Tuesday

Production design is simple. At least when it's good.

Look around your place. Be honest. Are there things that don't fit?

You bet there are. Even in my place there are, and my wife and I both have pretty distinctive, pretty consistent taste.

There's a painting, for instance, that I hate. My wife likes it. So it's up. If you're married, you understand this kind of compromise.

It's not distinct enough from the other art we have to draw attention to itself. But it doesn't quite fit. So what does it say about us that it's on the wall?

If we were characters in a film, it would say that we don't have a really clear sense of what we like.

We're not characters in a film, which is why it's not a big deal. But in a film, it would be death. It's not consistent enough with the other art to define our taste, but not inconsistent enough to raise a question.

Communication depends on clarity.

If your character is neat, a little mess is not okay. If your character loves music, there's no reason for him to have a collection of shot glasses. Unless there's a reason for him to have a collection of shot glasses, in which case he needs to have them.

Let me hasten to explain that I'm not saying every environment in a film needs to be neat and orderly with only meaningful objects in it. What I'm saying is that you, Aspiring Director, don't have the luxury of developing subtle nuances of character in the same way that, say, a novelist does. A novelist can tell you about the shot glasses, then explain why they're there. Why they're perhaps ironic. Or a holdover from a time when the character felt a need to collect something. Or maybe a meaningful reminder to help a recovering alcoholic from falling off the wagon.
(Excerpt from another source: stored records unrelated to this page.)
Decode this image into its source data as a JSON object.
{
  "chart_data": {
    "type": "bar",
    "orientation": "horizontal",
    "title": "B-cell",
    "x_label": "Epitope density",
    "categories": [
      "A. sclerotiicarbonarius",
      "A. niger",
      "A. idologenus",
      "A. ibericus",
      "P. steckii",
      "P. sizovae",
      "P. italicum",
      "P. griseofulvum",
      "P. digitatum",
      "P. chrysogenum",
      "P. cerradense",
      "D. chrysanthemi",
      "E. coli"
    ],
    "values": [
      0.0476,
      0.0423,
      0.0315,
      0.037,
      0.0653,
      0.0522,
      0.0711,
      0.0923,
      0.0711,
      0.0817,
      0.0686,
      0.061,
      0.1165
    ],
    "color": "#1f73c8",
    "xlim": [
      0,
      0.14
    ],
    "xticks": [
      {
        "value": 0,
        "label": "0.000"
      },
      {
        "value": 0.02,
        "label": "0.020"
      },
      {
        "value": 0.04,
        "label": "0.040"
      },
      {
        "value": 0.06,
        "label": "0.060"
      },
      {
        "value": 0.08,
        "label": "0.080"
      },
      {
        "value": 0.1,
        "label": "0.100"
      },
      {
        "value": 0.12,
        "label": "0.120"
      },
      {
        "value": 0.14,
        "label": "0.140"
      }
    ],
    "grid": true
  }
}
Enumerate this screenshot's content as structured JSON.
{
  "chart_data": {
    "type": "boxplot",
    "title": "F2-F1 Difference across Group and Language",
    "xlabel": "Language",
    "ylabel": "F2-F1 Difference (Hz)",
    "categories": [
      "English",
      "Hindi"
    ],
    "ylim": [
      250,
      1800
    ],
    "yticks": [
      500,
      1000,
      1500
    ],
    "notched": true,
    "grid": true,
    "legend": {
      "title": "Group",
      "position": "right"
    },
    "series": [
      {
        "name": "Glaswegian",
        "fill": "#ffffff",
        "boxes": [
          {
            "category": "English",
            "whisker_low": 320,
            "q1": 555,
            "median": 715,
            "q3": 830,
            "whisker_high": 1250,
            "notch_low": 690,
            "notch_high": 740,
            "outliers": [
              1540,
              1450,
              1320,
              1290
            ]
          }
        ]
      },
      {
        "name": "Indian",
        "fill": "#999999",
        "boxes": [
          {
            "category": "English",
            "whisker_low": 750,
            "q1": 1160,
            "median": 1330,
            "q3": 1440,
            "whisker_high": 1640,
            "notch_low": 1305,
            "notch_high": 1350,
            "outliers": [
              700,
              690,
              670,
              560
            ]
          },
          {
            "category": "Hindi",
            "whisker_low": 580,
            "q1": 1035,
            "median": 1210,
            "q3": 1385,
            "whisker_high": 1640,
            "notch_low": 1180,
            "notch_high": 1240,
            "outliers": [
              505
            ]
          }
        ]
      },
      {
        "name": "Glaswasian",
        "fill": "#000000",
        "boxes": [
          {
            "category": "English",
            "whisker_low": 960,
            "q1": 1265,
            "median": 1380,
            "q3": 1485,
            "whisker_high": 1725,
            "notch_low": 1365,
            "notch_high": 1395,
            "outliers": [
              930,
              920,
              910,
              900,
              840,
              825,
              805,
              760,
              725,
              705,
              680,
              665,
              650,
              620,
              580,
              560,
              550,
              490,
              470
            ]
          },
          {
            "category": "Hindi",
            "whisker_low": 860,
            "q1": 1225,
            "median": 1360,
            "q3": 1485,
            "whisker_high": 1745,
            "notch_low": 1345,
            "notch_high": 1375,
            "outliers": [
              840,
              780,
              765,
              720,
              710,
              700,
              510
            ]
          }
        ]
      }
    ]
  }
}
A novelist can even go on for pages about shot glasses that aren't there, that were there once, maybe, but had been tossed into a dumpster in a fit of rage by an ex-lover years ago and missed ever since. Shot glasses that might have precipitated the very breakup of the character and his lover from which he is only now, years later, beginning to recover.

You can't.

There are only two ways to communicate character in film: what people see and what people hear. And as Steven Spielberg can attest, you can never be too heavy-handed with what people see.

Keep it simple.

Is that clear? I know, I know. Clearer than my own living room.